Tonino Scala
«Il tono tra il risentito e lo scocciato che usa Fincantieri in una sua nota, per respingere la richiesta- avanzata dai sindacati, dal Sindaco, dalle forze politiche e da Parlamentari -di convocare un tavolo con i vari soggetti interessati per verificare carichi di lavoro, tempi degli investimenti e missione produttiva per il rilancio e lo sviluppo del cantiere di Castellammare, non è accettabile». Ad affermarlo è Tonino Scala, consigliere comunale di Liberi e Uguali.

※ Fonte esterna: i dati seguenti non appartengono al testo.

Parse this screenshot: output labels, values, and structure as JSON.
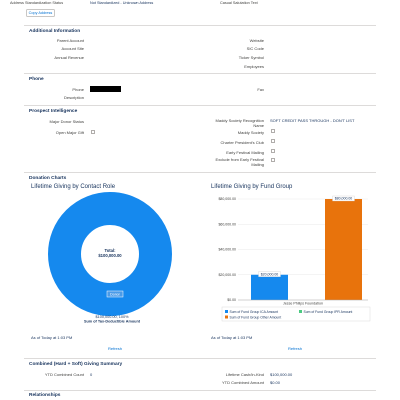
{
  "top": {
    "address_std_label": "Address Standardization Status",
    "address_std_value": "Not Standardized - Unknown Address",
    "casual_salutation_label": "Casual Salutation Text",
    "copy_address_button": "Copy Address"
  },
  "additional_info": {
    "title": "Additional Information",
    "parent_account": "Parent Account",
    "account_site": "Account Site",
    "annual_revenue": "Annual Revenue",
    "website": "Website",
    "sic_code": "SIC Code",
    "ticker_symbol": "Ticker Symbol",
    "employees": "Employees"
  },
  "phone_section": {
    "title": "Phone",
    "phone_label": "Phone",
    "description_label": "Description",
    "fax_label": "Fax"
  },
  "prospect": {
    "title": "Prospect Intelligence",
    "major_donor_status": "Major Donor Status",
    "open_major_gift": "Open Major Gift",
    "recognition_name_label": "Maddy Society Recognition Name",
    "recognition_name_value": "SOFT CREDIT PASS THROUGH - DON'T LIST",
    "maddy_society": "Maddy Society",
    "charter_presidents_club": "Charter President's Club",
    "early_festival_mailing": "Early Festival Mailing",
    "exclude_early_festival": "Exclude from Early Festival Mailing"
  },
  "donation_charts": {
    "title": "Donation Charts",
    "left_chart_title": "Lifetime Giving by Contact Role",
    "right_chart_title": "Lifetime Giving by Fund Group",
    "left_as_of": "As of Today at 1:03 PM",
    "right_as_of": "As of Today at 1:03 PM",
    "refresh_label": "Refresh"
  },
  "giving_summary": {
    "title": "Combined (Hard + Soft) Giving Summary",
    "ytd_count_label": "YTD Combined Count",
    "ytd_count_value": "0",
    "lifetime_cash_label": "Lifetime Cash/In-Kind",
    "lifetime_cash_value": "$100,000.00",
    "ytd_amount_label": "YTD Combined Amount",
    "ytd_amount_value": "$0.00"
  },
  "relationships": {
    "title": "Relationships"
  },
  "colors": {
    "blue": "#1589ee",
    "orange": "#e8730c",
    "green": "#4bca81",
    "link": "#0070d2"
  },
  "chart_data": [
    {
      "type": "pie",
      "title": "Lifetime Giving by Contact Role",
      "center_label": "Total:",
      "center_value": "$100,000.00",
      "slices": [
        {
          "name": "Donor",
          "value": 100000,
          "percent": 100
        }
      ],
      "slice_caption": "$100,000.00, 100%",
      "measure_label": "Sum of Tax-Deductible Amount"
    },
    {
      "type": "bar",
      "title": "Lifetime Giving by Fund Group",
      "categories": [
        "Jesse Philips Foundation"
      ],
      "series": [
        {
          "name": "Sum of Fund Group ICA Amount",
          "values": [
            20000
          ],
          "label": "$20,000.00"
        },
        {
          "name": "Sum of Fund Group IPR Amount",
          "values": [
            0
          ],
          "label": ""
        },
        {
          "name": "Sum of Fund Group Other Amount",
          "values": [
            80000
          ],
          "label": "$80,000.00"
        }
      ],
      "yticks": [
        "$0.00",
        "$20,000.00",
        "$40,000.00",
        "$60,000.00",
        "$80,000.00"
      ],
      "ylim": [
        0,
        80000
      ]
    }
  ]
}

«Il Cantiere da anni è in sofferenza, lo è l’intera Città – prosegue Scala - Nonostante gli accordi, i sacrifici fatti dai lavoratori, siamo in presenza di un processo di ridimensionamento degli addetti, che avviene, aspetto preoccupante, in un fase positiva e di espansione di Fincantieri a livello internazionale. Noi ribadiamo la necessità, Governo e Regione facciano fino in fondo la loro parte, che in tempi rapidi si svolga questo confronto con Fincantieri. Castellammare merita rispetto».

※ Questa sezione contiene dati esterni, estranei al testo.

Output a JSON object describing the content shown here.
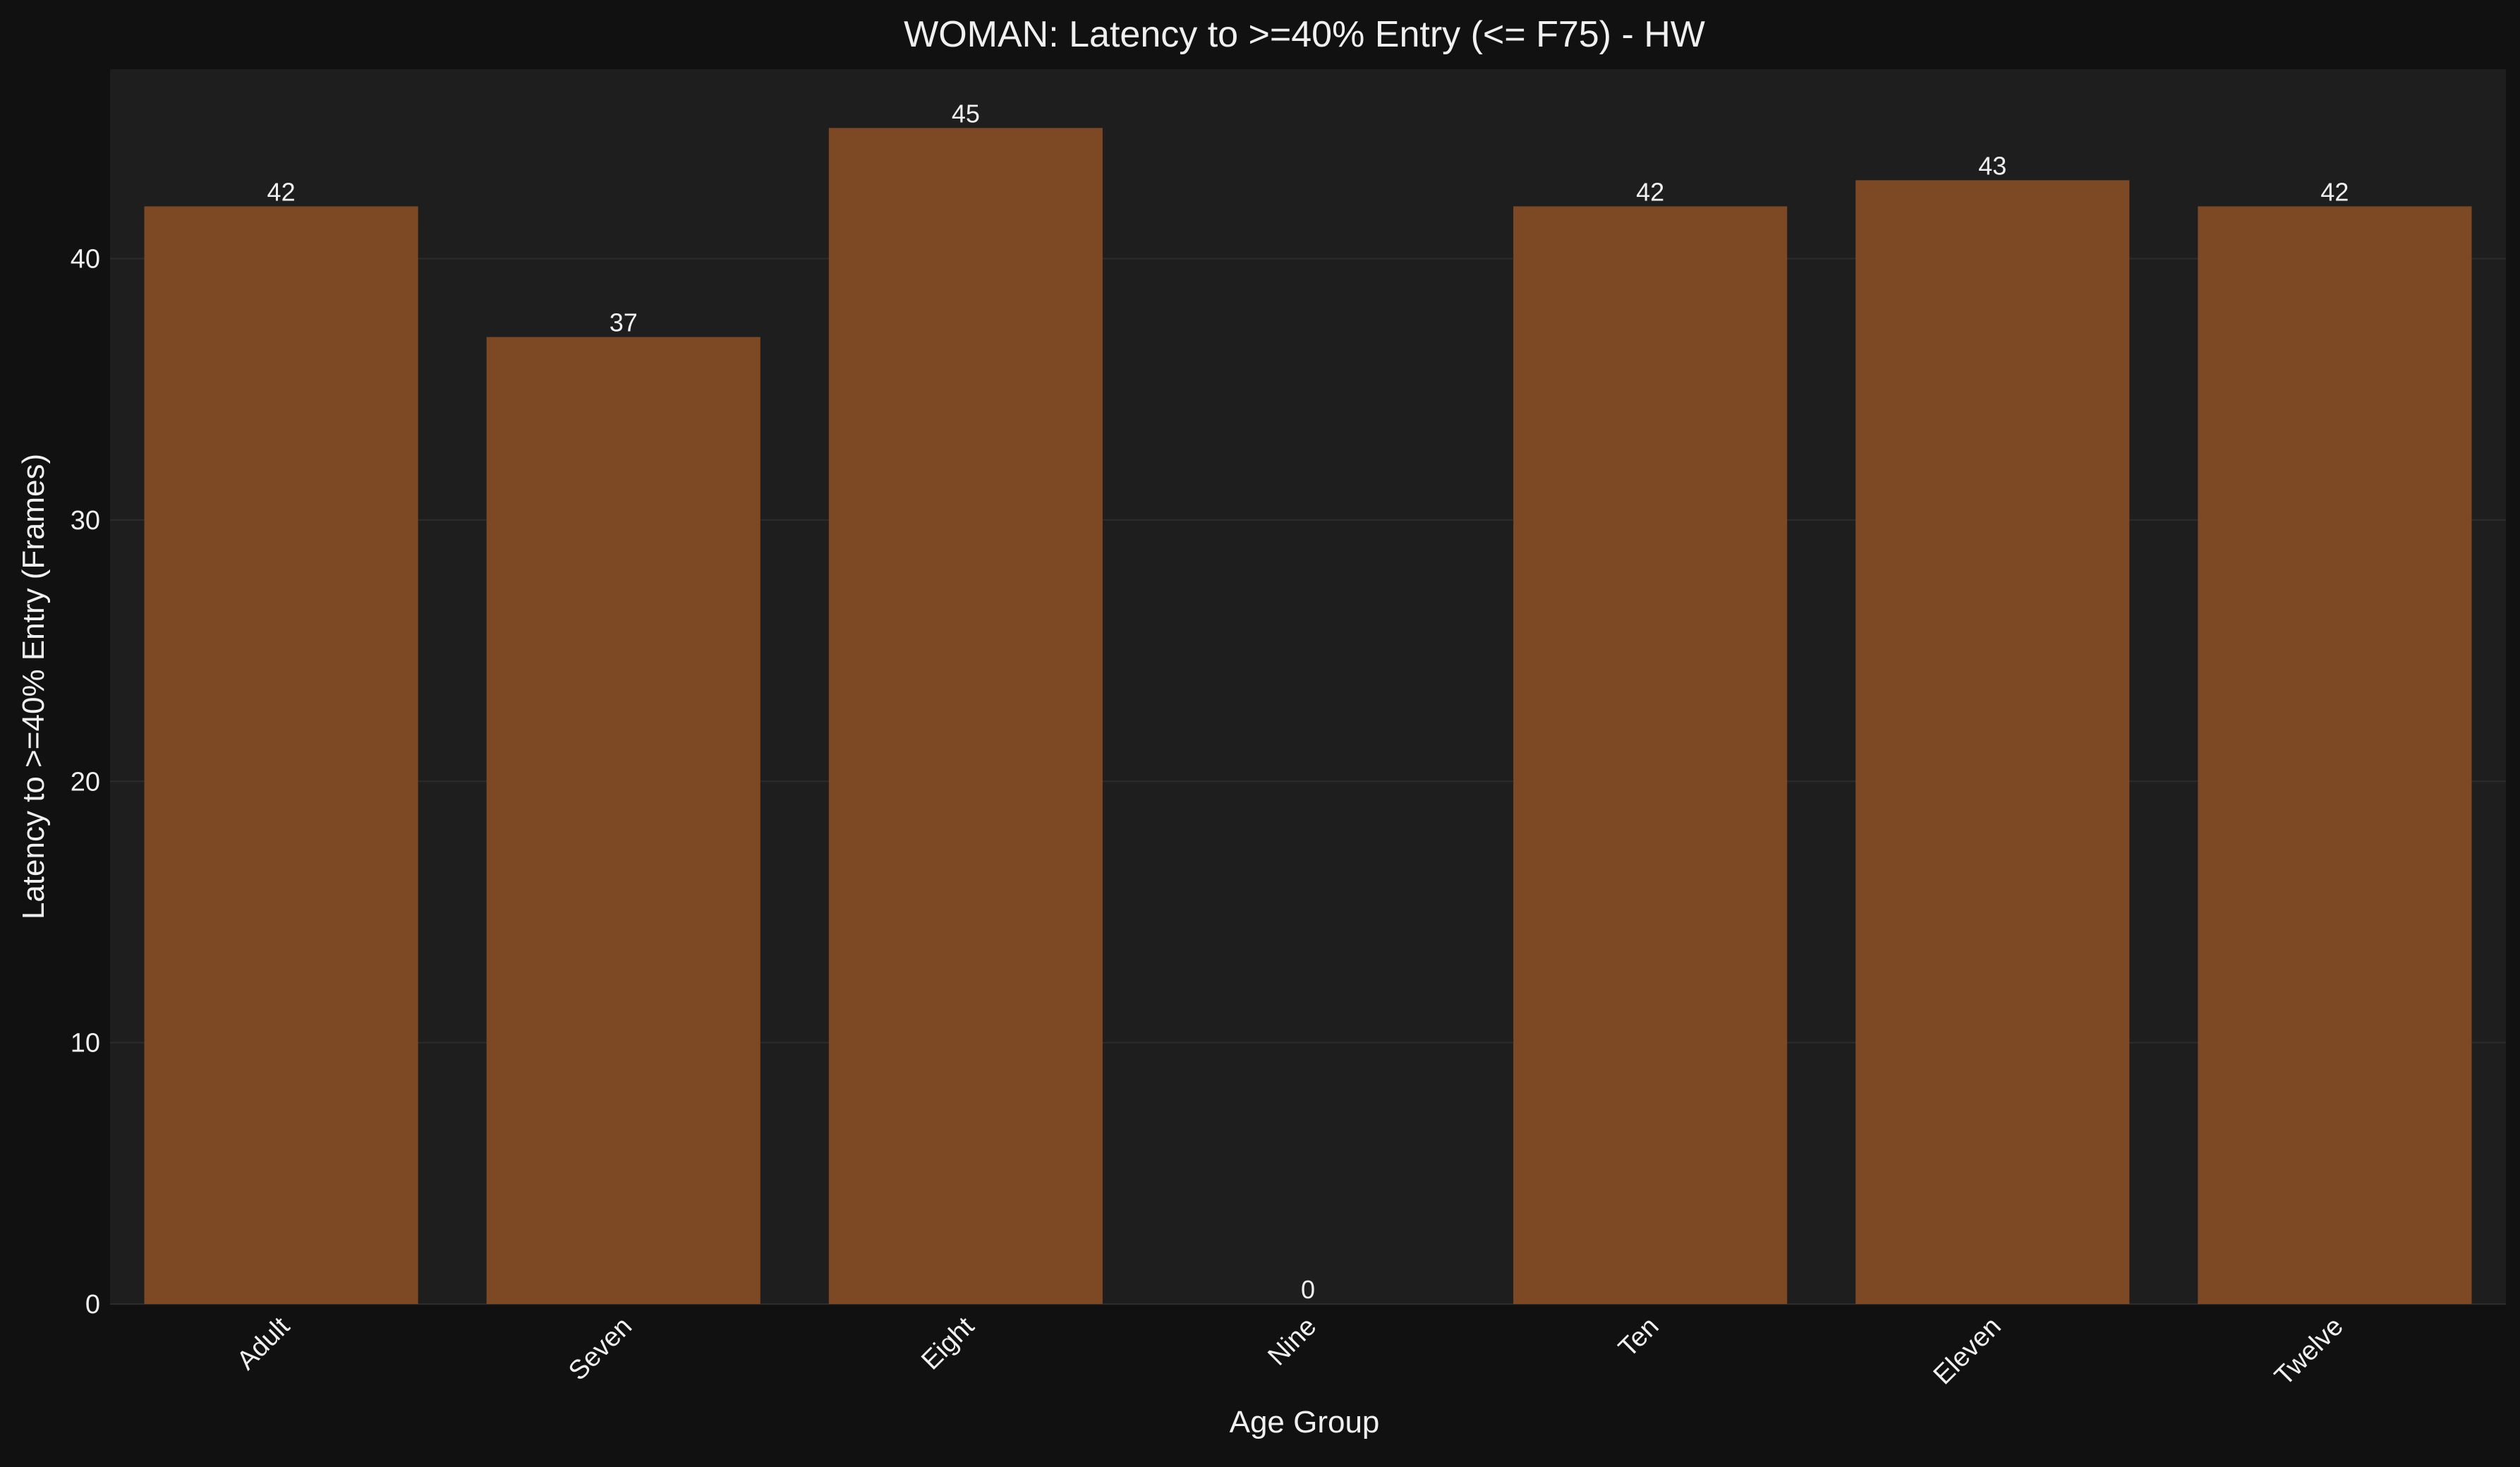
{
  "chart_data": {
    "type": "bar",
    "title": "WOMAN: Latency to >=40% Entry (<= F75) - HW",
    "xlabel": "Age Group",
    "ylabel": "Latency to >=40% Entry (Frames)",
    "categories": [
      "Adult",
      "Seven",
      "Eight",
      "Nine",
      "Ten",
      "Eleven",
      "Twelve"
    ],
    "values": [
      42,
      37,
      45,
      0,
      42,
      43,
      42
    ],
    "data_labels": [
      "42",
      "37",
      "45",
      "0",
      "42",
      "43",
      "42"
    ],
    "ylim": [
      0,
      47.25
    ],
    "yticks": [
      0,
      10,
      20,
      30,
      40
    ],
    "ytick_labels": [
      "0",
      "10",
      "20",
      "30",
      "40"
    ],
    "grid": true,
    "colors": {
      "bar": "#7d4925",
      "figure_bg": "#111111",
      "axes_bg": "#1e1e1e",
      "grid": "#2c2c2c",
      "text": "#f0f0f0"
    }
  }
}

Quindi l’attacco al sindaco Gaetano Cimmino. «Sindaco le ribadiamo allo stesso tempo quanto sia urgente un cambio di passo da parte sua. La città è ferma, senza idee e proposte; senza una visione e un progetto chiaro su cui fondare la ripresa. Castellammare è isolata, esclusa dai processi che, pur tra difficoltà e lentezze, si muovono nella nostra Regione. L’avevamo avvertita, anche a proposito di Fincantieri, di evitare annunci e foto ricordo, di puntare invece a porre con serietà, impegno i veri problemi della Città che da troppo tempo attendono risposte risolutive: tra questi e in modo prioritario il cantiere» ha concluso Scala.